La création d'une zone économique spéciale à Côte-d'Or consacrée à l'intelligence artificielle et aux industries de pointe est également présentée comme un levier de diversification économique. Business Mauritius relève par ailleurs les investissements prévus dans les infrastructures stratégiques, notamment l'Island Container Terminal, la modernisation de l'aéroport et l'installation d'e-Gates biométriques, considérés comme des facteurs de compétitivité.

Dans le secteur financier, le rapport note plusieurs réformes de modernisation touchant notamment la National Crime Agency, l'open banking, les stablecoins et la tokénisation. Ces initiatives traduisent, selon l'organisation, une volonté d'alignement sur les standards internationaux. De son côté, la Mauritius Bankers Association salue la poursuite de la consolidation budgétaire, tout en réclamant davantage de précisions sur le futur régime de résolution bancaire.

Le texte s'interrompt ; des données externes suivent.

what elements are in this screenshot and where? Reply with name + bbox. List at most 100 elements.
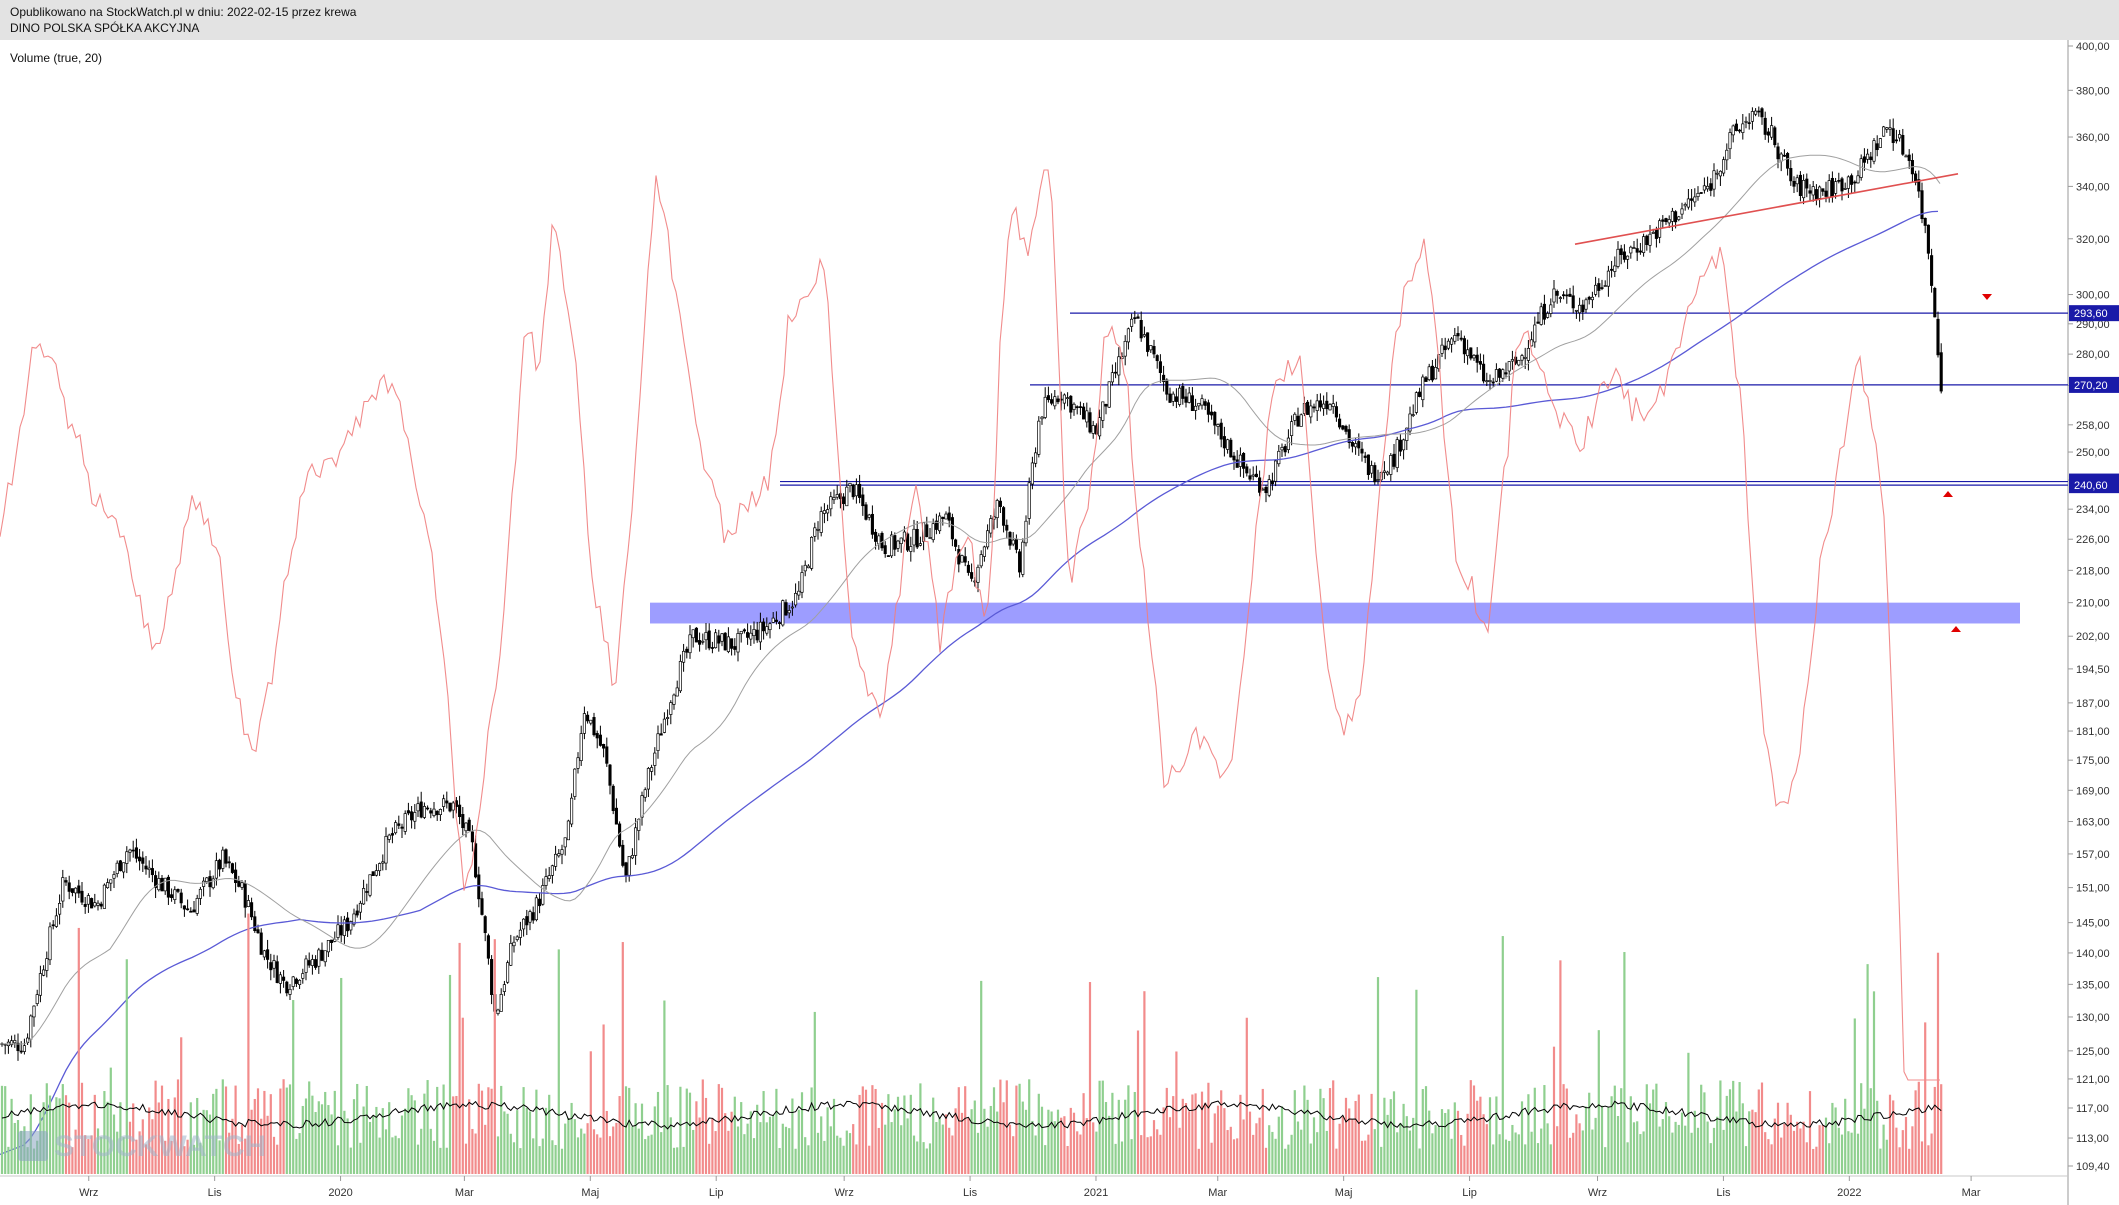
volume-bar [708, 1143, 711, 1174]
volume-bar [634, 1103, 637, 1174]
candle-body [1136, 316, 1140, 319]
volume-bar [1124, 1099, 1127, 1174]
volume-bar [490, 1088, 493, 1174]
volume-bar [1728, 1089, 1732, 1174]
volume-bar [352, 1099, 356, 1174]
candle-body [1091, 425, 1095, 434]
candle-body [224, 849, 228, 864]
volume-bar [90, 1135, 93, 1174]
volume-bar [871, 1085, 874, 1174]
candle-body [669, 702, 673, 715]
volume-bar [1127, 1085, 1130, 1174]
volume-bar [1245, 1017, 1248, 1174]
candle-body [1277, 450, 1281, 465]
volume-bar [1783, 1123, 1786, 1174]
volume-bar [368, 1121, 372, 1174]
volume-bar [1796, 1121, 1799, 1174]
watermark-text: STOCKWATCH [54, 1130, 267, 1163]
candle-body [717, 635, 721, 644]
candle-body [1187, 392, 1191, 403]
volume-bar [1716, 1116, 1719, 1174]
volume-bar [765, 1122, 768, 1174]
candle-body [698, 640, 702, 645]
volume-bar [1511, 1124, 1514, 1174]
volume-bar [413, 1100, 416, 1174]
volume-bar [1479, 1096, 1482, 1174]
candle-body [448, 802, 452, 812]
volume-bar [628, 1087, 631, 1174]
price-tick-label: 258,00 [2076, 420, 2110, 432]
volume-bar [1098, 1080, 1101, 1174]
candle-body [947, 512, 951, 521]
volume-bar [298, 1133, 301, 1174]
volume-bar [820, 1116, 823, 1174]
candle-body [1917, 179, 1921, 192]
candle-body [403, 813, 407, 832]
candle-body [435, 810, 439, 816]
candle-body [554, 853, 558, 867]
candle-body [1440, 344, 1444, 354]
volume-bar [1876, 1100, 1879, 1174]
volume-bar [880, 1102, 884, 1174]
candle-body [317, 949, 321, 967]
candle-body [602, 744, 606, 749]
volume-bar [1856, 1133, 1860, 1174]
volume-bar [621, 942, 624, 1174]
candle-body [438, 809, 442, 816]
candle-body [1645, 235, 1649, 245]
candle-body [355, 910, 359, 916]
candle-body [1181, 386, 1185, 399]
volume-bar [196, 1097, 199, 1174]
volume-bar [1549, 1144, 1552, 1174]
volume-bar [599, 1137, 602, 1174]
volume-bar [1850, 1132, 1853, 1174]
candle-body [794, 592, 798, 606]
candle-body [1654, 229, 1658, 239]
volume-bar [1165, 1087, 1168, 1174]
candle-body [883, 545, 887, 555]
candle-body [1088, 412, 1092, 433]
candle-body [1878, 138, 1882, 148]
candle-body [1162, 374, 1166, 383]
volume-bar [954, 1108, 957, 1174]
candle-body [1245, 466, 1249, 474]
candle-body [416, 803, 420, 812]
candle-body [1139, 320, 1143, 339]
volume-bar [1933, 1086, 1936, 1174]
volume-bar [1671, 1132, 1674, 1174]
volume-bar [1117, 1099, 1120, 1174]
candle-body [957, 549, 961, 565]
volume-bar [1236, 1138, 1239, 1174]
volume-bar [1133, 1091, 1136, 1174]
candle-body [662, 718, 666, 733]
candle-body [1683, 203, 1687, 207]
volume-bar [464, 1143, 468, 1174]
candle-body [1680, 208, 1684, 215]
volume-bar [397, 1138, 400, 1174]
candle-body [1450, 338, 1454, 345]
candle-body [390, 833, 394, 836]
volume-bar [650, 1134, 653, 1174]
candle-body [1606, 270, 1610, 287]
candle-body [1667, 219, 1671, 224]
candle-body [1299, 414, 1303, 427]
volume-bar [1207, 1082, 1210, 1174]
volume-bar [1741, 1103, 1744, 1174]
candle-body [442, 798, 446, 807]
candle-body [1184, 396, 1188, 403]
volume-bar [544, 1107, 548, 1174]
candle-body [688, 634, 692, 654]
candle-body [1414, 392, 1418, 413]
candle-body [1222, 436, 1226, 449]
volume-bar [1252, 1134, 1255, 1174]
volume-bar [1389, 1099, 1392, 1174]
candle-body [131, 849, 135, 852]
candle-body [128, 849, 132, 853]
volume-bar [112, 1114, 116, 1174]
volume-bar [989, 1105, 992, 1174]
candle-body [1232, 455, 1236, 461]
candle-body [1757, 110, 1761, 113]
volume-bar [1700, 1084, 1703, 1174]
volume-bar [528, 1111, 532, 1174]
candle-body [1069, 395, 1073, 413]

Business Mauritius identifie toutefois plusieurs zones de vigilance. Dans l'immobilier, les restrictions sur la vente des unités G+2 construites sur des terrains de l'État ainsi que l'instauration d'une taxe de 10 % sur les transactions pourraient freiner les investissements. L'organisation souligne également que la taxe de 5% sur les assurances générales à court terme risque de pénaliser des segments du marché.

Sur le plan fiscal, l'introduction d'un taux d'imposition de 35 % pour les hauts revenus soulève des interrogations quant à l'attractivité de Maurice auprès des talents internationaux. Dans le secteur commercial, certaines mesures, notamment la taxation des bouteilles en plastique et le recours accru aux achats groupés de la State Trading Corporation, sont perçues comme susceptibles de créer des distorsions sur le marché.

Les réactions sont également partagées dans le secteur industriel. Si les mesures de soutien aux exportations sont globalement bien accueillies, la hausse de la taxe sur le sucre et la révision du régime des importations parallèles suscitent des inquiétudes. La Chambre de Commerce et d'Industrie plaide ainsi pour une évaluation globale des conséquences sur l'emploi, tandis que les acteurs de la construction regrettent le manque de visibilité sur les futurs projets d'infrastructures.

En matière de capital humain, Business Mauritius salue les programmes de formation en intelligence artificielle destinés à 50 000 personnes, ainsi que les initiatives de reconversion professionnelle et de micro-accréditation. Les mesures visant à faciliter les visas étudiants et le travail post-études sont également perçues comme un atout pour renforcer l'attractivité du pays. Le rapport met cependant en garde contre les effets du relèvement du seuil salarial exigé pour les permis de travail, qui pourrait accentuer les tensions sur le recrutement dans les secteurs des TIC et du Business Process Outsourcing. Par ailleurs, si les nouvelles mesures sociales - congés maternité, paternité et menstruel - sont saluées, leur impact financier sur les PME devra, selon Business Mauritius, faire l'objet d'un suivi.

Sur le plan environnemental, les investissements prévus dans la réhabilitation du littoral et le développement de l'économie bleue sont accueillis favorablement. En revanche, des incertitudes subsistent quant à la capacité du pays à atteindre ses objectifs en matière d'énergies renouvelables d'ici 2035, en raison des limites actuelles des infrastructures et des interrogations entourant la préparation du réseau électrique.

Enfin, Business Mauritius estime que le développement de l'économie circulaire est inachevé, notamment en ce qui concerne les mécanismes de tri des déchets et la responsabilité élargie des producteurs. L'organisation relève également que l'obligation de transférer une part importante des contributions CSR vers la National Social Inclusion Foundation est perçue par les entreprises comme une contrainte supplémentaire.